Une économie en banqueroute totale : une récession persistante depuis 3 ans,
un chômage de près de 20% (atteignant 40% dans de nombreuses provinces), 150
milliards de dollars de dette extérieure ce qui oblige de consacrer les trois
quarts des exportations à rembourser les intérêts de celle-ci.
Une situation sociale et politique chaotique : malgré l'état de siège des
manifestations massives quotidiennes qui tournent à l'émeute aux quatre coins
du pays aux cris de "Nous voulons manger !", plus de 20 morts et une
centaine de blessés en quelques jours, des pillages systématiques de magasins,
un appareil politique qui disparaît dans les airs à l'image de l'ex-président
De la Rua, obligé de quitter son palais en hélicoptère, après que la démission
du ministre de l'économie, puis du gouvernement, n'aient pu calmer la
situation.
Une illustration de la faillite du capitalisme
Ce qui se passe à l'heure actuelle en Argentine est révélateur, non pas tant
de la situation spécifique de ce pays, mais de la situation du capitalisme
mondial. En fait, à cause de certaines spécificités, l'Argentine constitue une
sorte de caricature des maux qui accablent la planète aujourd'hui.
Certains nous disent que le problème est un endettement excessif. C'est vrai
que l'endettement extérieur a plus que doublé en dix ans (de 62 milliards de
dollars en 1991 à 148 milliards de dollars en 2001). Mais c'est là une
expression de l'économie mondiale qui vit à crédit, dont la poursuite de la
croissance se base sur un endettement toujours plus faramineux. La croissance
des "glorieuses" années 90, notamment pour l'économie américaine,
s'était alimentée d'une véritable fuite en avant tant dans l'endettement des
pays dits "émergents" que dans une spéculation effrénée autour de la
"nouvelle économie" (Internet, télécommunications, etc.). Depuis
1997, avec la "crise asiatique", puis "russe", puis
"brésilienne", les pays "émergents" ont eu tendance à
devenir des pays "submergents". En 2001, la "nouvelle
économie" a connu une débâcle magistrale. Et finalement, suivant les
experts, l'économie mondiale est maintenant en récession, à commencer par son
plus beau fleuron, l'économie des Etats-Unis.
L'économie argentine avait aussi connu des "heures de gloire". Par
exemple, entre 1991 et 1994, ses taux de croissance annuels étaient compris
entre 6 et 9%. En 1997 et 1998, ils étaient encore respectivement de 8 et 4%.

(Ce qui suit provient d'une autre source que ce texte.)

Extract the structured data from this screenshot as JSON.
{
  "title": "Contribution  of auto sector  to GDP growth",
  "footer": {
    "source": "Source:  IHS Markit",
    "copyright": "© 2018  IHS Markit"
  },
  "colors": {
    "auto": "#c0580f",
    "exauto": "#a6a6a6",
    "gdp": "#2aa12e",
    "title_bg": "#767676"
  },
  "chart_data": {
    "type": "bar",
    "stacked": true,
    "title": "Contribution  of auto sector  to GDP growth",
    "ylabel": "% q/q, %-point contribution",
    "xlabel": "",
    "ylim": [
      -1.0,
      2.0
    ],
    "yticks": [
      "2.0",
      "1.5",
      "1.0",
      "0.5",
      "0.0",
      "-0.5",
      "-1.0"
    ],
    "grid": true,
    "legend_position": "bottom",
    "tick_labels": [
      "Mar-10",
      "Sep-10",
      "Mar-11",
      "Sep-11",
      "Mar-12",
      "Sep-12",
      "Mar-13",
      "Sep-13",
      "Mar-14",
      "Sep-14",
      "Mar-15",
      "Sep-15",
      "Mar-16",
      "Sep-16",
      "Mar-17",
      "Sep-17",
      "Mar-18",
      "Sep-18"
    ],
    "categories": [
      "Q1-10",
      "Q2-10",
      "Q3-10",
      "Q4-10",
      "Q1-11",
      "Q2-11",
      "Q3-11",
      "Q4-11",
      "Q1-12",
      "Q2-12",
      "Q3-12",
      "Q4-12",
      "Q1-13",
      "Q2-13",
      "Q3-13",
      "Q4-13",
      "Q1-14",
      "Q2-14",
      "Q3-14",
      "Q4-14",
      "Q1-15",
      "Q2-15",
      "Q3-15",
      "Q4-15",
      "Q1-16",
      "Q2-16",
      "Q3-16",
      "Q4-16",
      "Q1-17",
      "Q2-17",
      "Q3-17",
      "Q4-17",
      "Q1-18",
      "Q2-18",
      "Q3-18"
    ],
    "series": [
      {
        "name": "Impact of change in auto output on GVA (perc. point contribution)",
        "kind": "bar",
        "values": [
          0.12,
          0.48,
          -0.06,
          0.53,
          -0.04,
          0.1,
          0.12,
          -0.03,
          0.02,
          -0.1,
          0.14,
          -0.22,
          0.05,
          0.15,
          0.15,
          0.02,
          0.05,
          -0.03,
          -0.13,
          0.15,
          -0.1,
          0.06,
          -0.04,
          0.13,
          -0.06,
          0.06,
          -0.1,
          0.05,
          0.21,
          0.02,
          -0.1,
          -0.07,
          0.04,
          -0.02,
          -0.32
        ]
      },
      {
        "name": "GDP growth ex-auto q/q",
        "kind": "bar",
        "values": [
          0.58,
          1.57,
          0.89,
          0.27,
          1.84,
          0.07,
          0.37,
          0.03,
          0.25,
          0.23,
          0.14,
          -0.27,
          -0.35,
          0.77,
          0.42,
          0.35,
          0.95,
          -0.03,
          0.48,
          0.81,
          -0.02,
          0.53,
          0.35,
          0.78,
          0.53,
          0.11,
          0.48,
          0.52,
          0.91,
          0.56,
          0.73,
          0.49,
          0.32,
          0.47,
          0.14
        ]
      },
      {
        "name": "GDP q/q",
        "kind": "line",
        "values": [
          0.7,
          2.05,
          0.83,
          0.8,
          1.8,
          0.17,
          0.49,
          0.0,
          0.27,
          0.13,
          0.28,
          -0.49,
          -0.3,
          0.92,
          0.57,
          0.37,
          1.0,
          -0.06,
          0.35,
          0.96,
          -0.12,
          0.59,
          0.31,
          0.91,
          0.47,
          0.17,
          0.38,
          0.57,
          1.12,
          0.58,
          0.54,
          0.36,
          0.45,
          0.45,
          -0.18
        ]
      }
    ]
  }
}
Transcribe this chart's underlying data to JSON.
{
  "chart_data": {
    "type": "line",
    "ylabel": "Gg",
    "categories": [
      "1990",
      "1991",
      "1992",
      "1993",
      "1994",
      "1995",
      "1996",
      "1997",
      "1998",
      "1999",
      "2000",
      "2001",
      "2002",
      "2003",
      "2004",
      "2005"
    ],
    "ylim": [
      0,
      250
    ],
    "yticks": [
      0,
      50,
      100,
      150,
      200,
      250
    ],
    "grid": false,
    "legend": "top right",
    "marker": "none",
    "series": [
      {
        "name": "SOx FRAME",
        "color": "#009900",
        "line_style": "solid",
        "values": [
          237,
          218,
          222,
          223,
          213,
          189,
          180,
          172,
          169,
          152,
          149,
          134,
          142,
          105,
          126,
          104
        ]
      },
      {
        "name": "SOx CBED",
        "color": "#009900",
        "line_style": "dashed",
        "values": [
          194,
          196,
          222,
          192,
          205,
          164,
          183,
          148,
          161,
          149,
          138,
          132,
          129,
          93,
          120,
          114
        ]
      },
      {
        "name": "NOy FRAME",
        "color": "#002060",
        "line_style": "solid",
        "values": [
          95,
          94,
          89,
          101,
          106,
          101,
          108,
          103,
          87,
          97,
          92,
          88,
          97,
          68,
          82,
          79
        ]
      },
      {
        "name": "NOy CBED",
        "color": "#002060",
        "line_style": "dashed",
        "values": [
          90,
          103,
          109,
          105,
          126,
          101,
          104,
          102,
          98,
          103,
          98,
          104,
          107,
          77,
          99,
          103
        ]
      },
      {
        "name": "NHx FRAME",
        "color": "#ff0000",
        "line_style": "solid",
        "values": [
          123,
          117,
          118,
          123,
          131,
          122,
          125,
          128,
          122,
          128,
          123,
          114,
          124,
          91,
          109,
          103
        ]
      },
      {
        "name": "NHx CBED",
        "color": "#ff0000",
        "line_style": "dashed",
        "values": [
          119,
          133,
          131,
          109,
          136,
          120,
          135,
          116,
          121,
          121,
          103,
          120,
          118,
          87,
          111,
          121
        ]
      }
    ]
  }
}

Et si, en 1999, c'était la chute (-3,2%) laquelle s'est poursuivie depuis, cela
ne faisait qu'anticiper ce qui est devenu en 2001 le lot commun de la plupart
des pays du monde. Pendant toutes les années où le capitalisme a vécu dans
l'euphorie de la "croissance", les banques ne se sont pas fait prier
pour prêter à l'Argentine : après tout, la croissance économique (qui était justement
fondée sur le crédit) devait permettre de rembourser. Mais lorsqu'on construit,
étage après étage, un édifice sur du sable, il finit par s'écrouler, même si au
début il avait l'air solide.
Pour certains "spécialistes", les maux actuels de l'Argentine
seraient la conséquence d'une politique erronée suivie par son ministre de
l'économie, Domingo Cavallo, décrit comme un homme arrogant, sûr de lui et
entêté. En particulier, il se serait accroché de façon absurde à sa politique
financière, la parité automatique du peso par rapport au dollar, qui, en
rendant les marchandises argentines trop chères à l'exportation (notamment face
au Brésil qui avait dévalué son real de moitié), avait fait exploser le déficit
commercial. Pourtant, c'est le même Cavallo qui, ministre de l'ancien président
Menem, était le "père de la prospérité" du début des années 90. En
fait, cette politique financière visait à se prémunir contre l'inflation
galopante qui était encore de 175% en 1991, après qu'elle ait atteint 5000% (!)
en 1989.
D'autres voix (notamment celles qui ont fait de
"l'anti-mondialisation" leur fonds de commerce) nous disent que la
responsabilité de la catastrophe actuelle revient au Fonds monétaire
international qui, en imposant des politiques d'austérité (dites de
"réajustement structurel") a cassé la croissance économique de
l'Argentine. C'est vrai que les "spécialistes" du FMI ne méritent pas
toujours la réputation de "meilleurs économistes du monde" que leur
avait décerné son ex-directeur général, Michel Camdessus en 1998[1]. On
l'a vu notamment lors de la crise asiatique de 1997 qui avait surpris ces
"experts". Cela dit, ils ne font que faire appliquer les lois du
capitalisme : leur objectif est de permettre que les pays surendettés
continuent à être capables de rembourser leurs créanciers, et c'est pour cela
qu'ils prônent de façon invariable la réduction des "dépenses
excessives", c'est-à-dire une austérité draconienne pour les populations
pauvres, et particulièrement pour les ouvriers. Ce n'est pas le FMI qu'il faut
donc remettre en cause, mais le système dont il est un des principaux
défenseurs.
Les mêmes qui dénoncent le FMI font également grand cas de la corruption :
"Les institutions, des trois pouvoirs étatiques jusqu'aux syndicats, en
passant par l'armée et la police, le parlement et les partis politiques sont
les acteurs répétés de scandales de corruption, de malversation, de
clientélisme, de procédures anti-démocratiques et de toutes sortes de délits
d'une envergure et d'une arrogance telles que, s'ils ne provoquaient pas des
résultats aussi désastreux, on pourrait en faire les sujets d'une série
télévisée ou d'une opérette à l'italienne." ("Le lent naufrage de
l'Argentine", Le Monde diplomatique, octobre 1999)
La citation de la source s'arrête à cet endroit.